Editorial: Silent Passing
This past October 16, Jonathan B. Postel died of complications following cardiac surgery. He was only 55. At the time of his death, many of us didn’t even know who he was and what he did for the computer industry. In fact, even today, most of us still wouldn’t recognize his name. His image was never featured on the cover of Wired magazine, nor was he asked to appear on any late night talk shows, nor had people thrown pies at him as he walked into his office. And although many Web sites darkened as tribute, the man The Economist once referred to as a "god" of the Internet, Jon Postel passed away as privately as he lived.
He was born on August 6, 1943, in Altadena, Calif. He received a bachelor’s and a master’s degree in engineering and a doctorate in computer science from UCLA. He was unmarried and had no children.
At UCLA, Postel, along with a group of graduate students - including Vint Cerf, Steve Crocker, and Bill Naylor - worked on connecting the first Interface Message Processor with the university’s host computer.
In 1969, as a 25-year-old grad student, Postel became a researcher for the Defense Department funded - Advanced Research Projects Agency Network (ARPANet). He was responsible for the Network Management Center, which operates out of the Information Sciences Institute at the UCLA, which included testing and analyzing the new computer-based communication system, which evolved into the Internet. Postel would later write the first telnet program.
As creator of the Internet Assigned Numbers Authority (IANA) almost 30 years ago, Postel assigned all the numbers that go with Internet domain names around the world, earning him yet another the title -- "Father of the Internet," in many people’s opinion.
However, according to those who knew him, these monikers were never taken seriously by Dr. Postel. For Postel didn’t seek the limelight or fame. However, he was sometimes drawn into public controversy, when segments of the industry questioned the legal authority of the IANA and threatened suit.
The Clinton administration expected Postel to play a crucial role in the future of the Internet, as the Federal government essentially turns over management of the world-wide network to a private non-profit company that Postel helped form.
Although I never knew the man, Jon Postel’s death made me remember something about this industry.
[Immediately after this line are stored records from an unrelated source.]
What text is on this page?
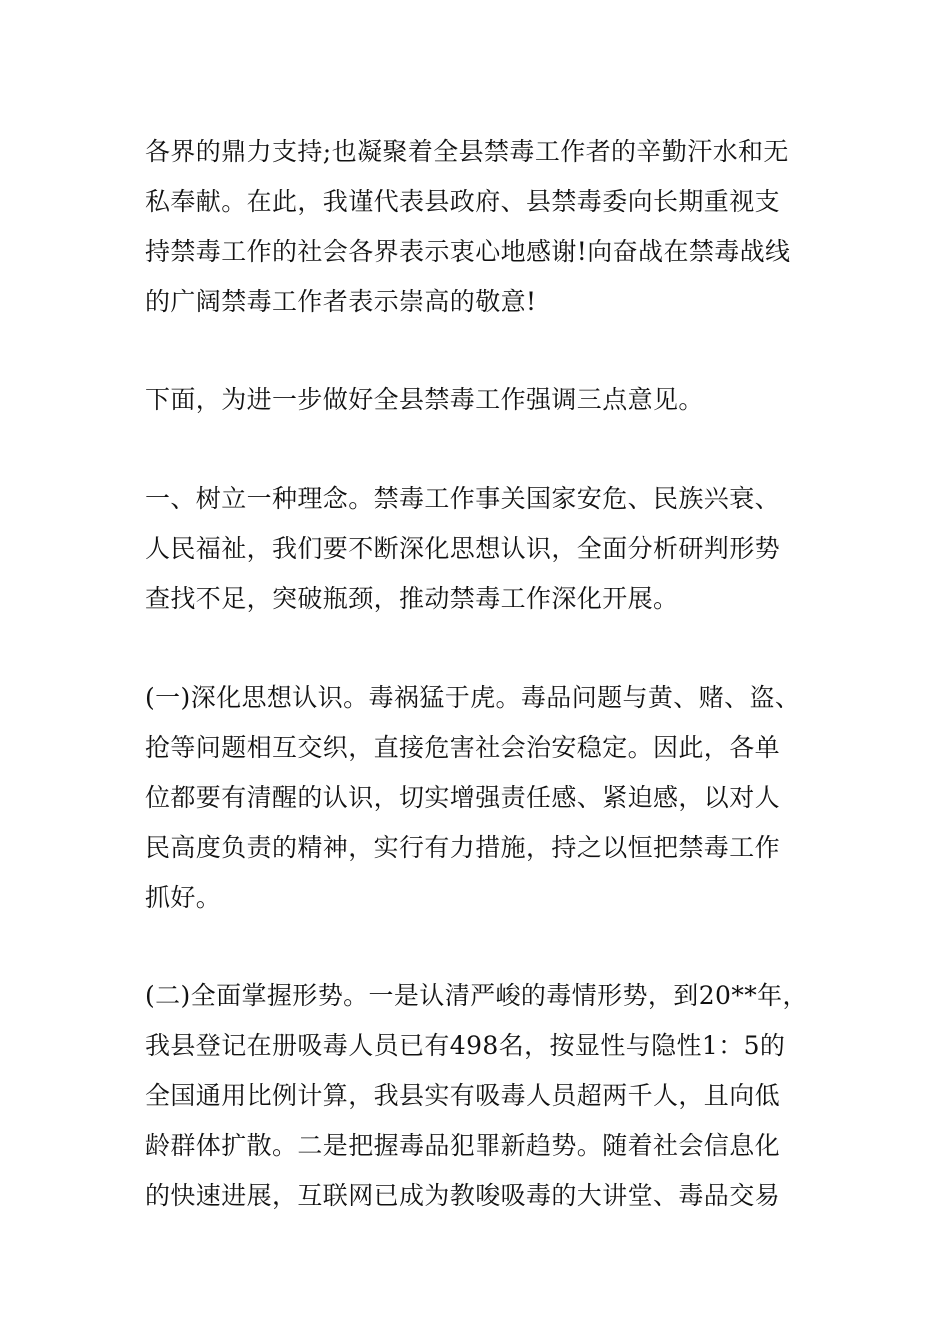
各界的鼎力支持;也凝聚着全县禁毒工作者的辛勤汗水和无
私奉献。在此，我谨代表县政府、县禁毒委向长期重视支
持禁毒工作的社会各界表示衷心地感谢!向奋战在禁毒战线
的广阔禁毒工作者表示崇高的敬意!
下面，为进一步做好全县禁毒工作强调三点意见。
一、树立一种理念。禁毒工作事关国家安危、民族兴衰、
人民福祉，我们要不断深化思想认识，全面分析研判形势
查找不足，突破瓶颈，推动禁毒工作深化开展。
(一)深化思想认识。毒祸猛于虎。毒品问题与黄、赌、盗、
抢等问题相互交织，直接危害社会治安稳定。因此，各单
位都要有清醒的认识，切实增强责任感、紧迫感，以对人
民高度负责的精神，实行有力措施，持之以恒把禁毒工作
抓好。
(二)全面掌握形势。一是认清严峻的毒情形势，到20**年，
我县登记在册吸毒人员已有498名，按显性与隐性1：5的
全国通用比例计算，我县实有吸毒人员超两千人，且向低
龄群体扩散。二是把握毒品犯罪新趋势。随着社会信息化
的快速进展，互联网已成为教唆吸毒的大讲堂、毒品交易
That despite the technology, the computers and the networks, it’s still people with the foresight and inspiration who not only make systems work today, but provide a path for growth and development, that drive the industry.
Was Postel always right? Was the man "a god?" Is any one a god? Hardly.
But Postel exemplified the pioneering vision that a few standouts in this industry share. A vision that will effect a generation of Internet users, whether we remember his name or not.